Yemekte ilk kez Pisco Sour içiyoruz. Peru'nun yerel ve çok yaygın alkollü içkisi. Hoşuma gitti fakat her öğle ve akşam önümüze getirilince bıktım.

Odaya çekilip dinlenmek iyi geliyor. Bazı grup elemanları dışarıya çıktılar. Alışveriş yapacaklarmış. Şaşıramayacak kadar yorgundum; uyumuşum.
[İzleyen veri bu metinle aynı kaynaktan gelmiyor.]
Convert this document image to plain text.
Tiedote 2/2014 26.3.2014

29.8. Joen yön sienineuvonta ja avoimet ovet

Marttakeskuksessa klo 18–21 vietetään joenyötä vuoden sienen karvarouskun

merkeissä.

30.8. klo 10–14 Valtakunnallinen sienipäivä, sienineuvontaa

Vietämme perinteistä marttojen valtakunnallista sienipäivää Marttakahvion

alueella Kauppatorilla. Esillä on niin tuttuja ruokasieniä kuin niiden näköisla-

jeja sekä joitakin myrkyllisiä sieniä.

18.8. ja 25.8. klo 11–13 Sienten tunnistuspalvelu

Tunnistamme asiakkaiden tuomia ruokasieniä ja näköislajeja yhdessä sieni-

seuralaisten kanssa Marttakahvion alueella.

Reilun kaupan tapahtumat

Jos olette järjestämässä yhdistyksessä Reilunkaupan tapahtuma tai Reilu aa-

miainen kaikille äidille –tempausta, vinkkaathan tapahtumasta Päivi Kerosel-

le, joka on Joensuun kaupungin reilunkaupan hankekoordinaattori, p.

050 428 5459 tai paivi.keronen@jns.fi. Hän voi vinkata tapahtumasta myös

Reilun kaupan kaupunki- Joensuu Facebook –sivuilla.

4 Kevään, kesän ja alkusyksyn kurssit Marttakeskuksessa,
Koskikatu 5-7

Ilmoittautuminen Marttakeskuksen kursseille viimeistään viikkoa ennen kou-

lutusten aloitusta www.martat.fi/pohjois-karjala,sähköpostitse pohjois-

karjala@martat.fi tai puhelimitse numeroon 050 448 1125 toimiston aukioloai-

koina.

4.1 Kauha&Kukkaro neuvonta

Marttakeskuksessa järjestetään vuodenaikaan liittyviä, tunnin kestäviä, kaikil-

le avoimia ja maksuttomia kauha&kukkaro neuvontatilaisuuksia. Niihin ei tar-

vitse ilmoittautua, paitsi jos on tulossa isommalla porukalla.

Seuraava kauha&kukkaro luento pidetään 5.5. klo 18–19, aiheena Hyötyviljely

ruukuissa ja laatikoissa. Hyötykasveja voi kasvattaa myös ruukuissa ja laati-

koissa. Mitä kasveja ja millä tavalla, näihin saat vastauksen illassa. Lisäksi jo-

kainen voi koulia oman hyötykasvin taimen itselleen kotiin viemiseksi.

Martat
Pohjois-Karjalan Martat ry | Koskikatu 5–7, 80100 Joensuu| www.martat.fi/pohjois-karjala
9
Birinci gün sabahtan akşama kentte dolaşıyoruz. Lima, klasik kalıplarda bir büyük şehir. Geniş caddeler, düzgün binalar, katedraller, saray yavruları, heykeller... İnkalar yok, herşey İspanyol tarzı. Eski uygarlık yerle bir edilip ortalık temizlenmiş, batı tarzı yapılaşmayla yaşam yerleştirilmiş. Peki, ya yerli halk? Antonio daha sonra ayrıntılarını anlatacağı acıların ilk sinyalini veriyor: 'Burada üç grup insan vardır. Beyazlar yani İspanyol asıllılar, melezler ve benim gibi Kızılderililer. En iyi durumda olanlar, en geniş imkanlar sağlananlar hep beyazlardır. En az eğitim ve en düşük gelir oranıysa Kızılderililerdedir.'

Yerel rehberimizin eğitimini öğrenemedik fakat dört dil bilen ve ülkesinin hem tarihini hem de arkeolojik geçmişini yutmuş bir insan. İspanyol kökenli rehberlerin üçte biri kadar ücret alıyormuş.

O ilk gün bana farklı bir kıtada ve kültürde olduğumuzu gösteren üç şey oldu. Birincisi ağaçlardan neredeyse fışkırarak çıkmış, bizim taraflarda görmediğimiz kadar iri, yükseklere uzanmış boyunlarıyla kuşları, arıları avaz avaz çağıran müstehcen görünüşlü boru çiçekleri. Bir çiçek için böyle düşüneceğim hiç aklıma gelmezdi. İkincisi büyük meydanda, parlamento binası önündeki asker değişim töreninden sonra çalmaya başlayan sokak müziği eşliğinde önce dans edip sonra kaldırıma yatarak sevişen genç Lima'lı çift. Epeyce ileri gittiler, kimse bakmadı. Üçüncüsüyse gece gökyüzünde beliren hilal: Ters duruyordu yani aşağıdan yukarıya doğru; şaka gibi.

Sabah altıda kalkıp önce Parakas'a sonra da Naska'ya gideceğiz. Henüz deniz seviyesindeyiz yine de İnkalar ve atalarıyla tanışmanın zamanı geldi.